Repower est une entreprise spécialisée dans le secteur de l’énergie, présente sur l’ensemble de la chaîne de valeur de l’électricité, de la production à la vente en passant par le négoce et la distribution. Repower est également active dans le domaine du gaz.
Basée à Poschiavo, dans le canton des Grisons, Repower emploie plus de 600 personnes et est principalement active en Suisse et en Italie. Actuellement, son chiffre d’affaires annuel dépasse les 3 milliards de francs suisses.
Fondée en 1904 sous le nom de Kraftwerke Brusio AG, cette société a construit sa première centrale électrique dans le sud des Grisons, à la frontière italienne. À l’époque, il s’agissait de la plus grande installation de ce type en Europe.
swissinfo.ch: Les autorités suisses ont pris des mesures sans précédent pour éviter une pénurie d’énergie cet hiver. Êtes-vous néanmoins inquiète?
Monika Krüsi: Je ne suis plus inquiète pour cet hiver car les réserves de gaz et les barrages en Suisse sont pleins. En outre, certaines centrales nucléaires sont à nouveau opérationnelles en France. En revanche, la situation à moyen terme est moins sûre.

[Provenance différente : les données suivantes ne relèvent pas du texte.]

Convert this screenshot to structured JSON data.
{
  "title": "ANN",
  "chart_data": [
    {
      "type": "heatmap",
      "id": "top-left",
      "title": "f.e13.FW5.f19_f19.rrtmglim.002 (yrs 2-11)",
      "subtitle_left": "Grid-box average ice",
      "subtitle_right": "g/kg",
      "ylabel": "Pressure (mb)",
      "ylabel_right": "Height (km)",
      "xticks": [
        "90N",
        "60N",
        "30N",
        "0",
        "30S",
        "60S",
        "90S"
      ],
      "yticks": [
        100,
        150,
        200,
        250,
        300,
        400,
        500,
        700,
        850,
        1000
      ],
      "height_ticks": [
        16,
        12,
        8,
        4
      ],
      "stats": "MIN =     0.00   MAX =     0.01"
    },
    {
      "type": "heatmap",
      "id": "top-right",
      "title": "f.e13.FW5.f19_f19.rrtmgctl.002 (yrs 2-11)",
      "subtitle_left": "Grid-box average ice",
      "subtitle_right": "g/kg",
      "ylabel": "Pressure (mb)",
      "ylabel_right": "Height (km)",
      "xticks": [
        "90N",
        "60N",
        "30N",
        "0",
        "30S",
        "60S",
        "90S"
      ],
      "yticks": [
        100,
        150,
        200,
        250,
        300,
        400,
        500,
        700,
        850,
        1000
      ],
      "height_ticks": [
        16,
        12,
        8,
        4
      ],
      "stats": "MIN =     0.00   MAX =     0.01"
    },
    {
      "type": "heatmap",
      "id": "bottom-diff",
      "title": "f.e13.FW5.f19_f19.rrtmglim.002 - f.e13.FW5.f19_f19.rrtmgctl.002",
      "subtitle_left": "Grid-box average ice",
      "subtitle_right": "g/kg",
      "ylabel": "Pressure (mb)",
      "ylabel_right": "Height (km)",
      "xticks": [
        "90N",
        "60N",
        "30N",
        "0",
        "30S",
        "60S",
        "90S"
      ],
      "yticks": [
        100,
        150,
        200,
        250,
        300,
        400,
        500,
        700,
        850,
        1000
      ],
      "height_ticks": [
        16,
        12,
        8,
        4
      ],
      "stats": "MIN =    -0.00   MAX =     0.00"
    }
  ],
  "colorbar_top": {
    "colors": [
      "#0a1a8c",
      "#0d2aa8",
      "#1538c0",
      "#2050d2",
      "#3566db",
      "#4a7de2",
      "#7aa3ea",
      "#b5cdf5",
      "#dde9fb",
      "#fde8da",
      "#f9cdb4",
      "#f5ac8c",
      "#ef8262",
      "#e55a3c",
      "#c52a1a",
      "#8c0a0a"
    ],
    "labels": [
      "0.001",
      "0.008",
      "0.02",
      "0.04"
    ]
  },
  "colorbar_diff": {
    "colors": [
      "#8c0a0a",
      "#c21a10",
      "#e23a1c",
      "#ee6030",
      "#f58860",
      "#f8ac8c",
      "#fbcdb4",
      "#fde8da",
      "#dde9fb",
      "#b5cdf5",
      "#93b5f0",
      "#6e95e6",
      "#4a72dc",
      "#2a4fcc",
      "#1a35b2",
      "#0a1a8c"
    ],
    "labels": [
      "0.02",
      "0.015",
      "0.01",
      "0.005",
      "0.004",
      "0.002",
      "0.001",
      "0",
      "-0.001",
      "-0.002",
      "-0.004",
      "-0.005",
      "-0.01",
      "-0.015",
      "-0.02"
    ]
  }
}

Reste que ce défi énergétique n’est pas du tout nouveau même si le conflit en Ukraine complique la donne.
Quels changements appelez-vous de vos vœux sur le marché suisse de l’électricité, notamment pour assurer l’approvisionnement national à long terme, y compris en hiver?
Il est essentiel d’appréhender cette question au niveau européen. Comme nos réseaux sont physiquement interconnectés, le marché de l’électricité n’est pas suisse mais européen. Par conséquent, pour optimiser notre stabilité énergétique, il importe d’être pleinement intégré dans l’Europe sur ce point. À cause de nos relations tendues avec l’Union européenne, cela n’est pas le cas actuellement et je le regrette.
L’énergie de Repower provient dans une très large mesure de centrales hydroélectriques. Pouvez-vous encore augmenter la capacité de ces centrales?
Cela est possible de deux manières. D’une part, la surélévation d’un barrage est souvent faisable mais a des conséquences néfastes sur l’environnement. Les autorisations sont donc difficiles à obtenir.
D’autre part, il est possible d’optimiser le fonctionnement des centrales existantes. Cela demande du temps et des investissements conséquents mais nous pensons que cette deuxième méthode est préférable. Nous sommes d’ailleurs en train d’optimiser notre centrale grisonne de Robbia moyennant un investissement supérieur à cent millions de francs.
Repower vend de l’électricité à des grands et petits clients. Vos prix ont-ils pris l’ascenseur?
Concernant l’approvisionnement de base [soumis aux tarifs régulés], nos prix restent très stables. Heureusement, nos propres capacités de production sont clairement plus grandes que les besoins de nos clients régulés.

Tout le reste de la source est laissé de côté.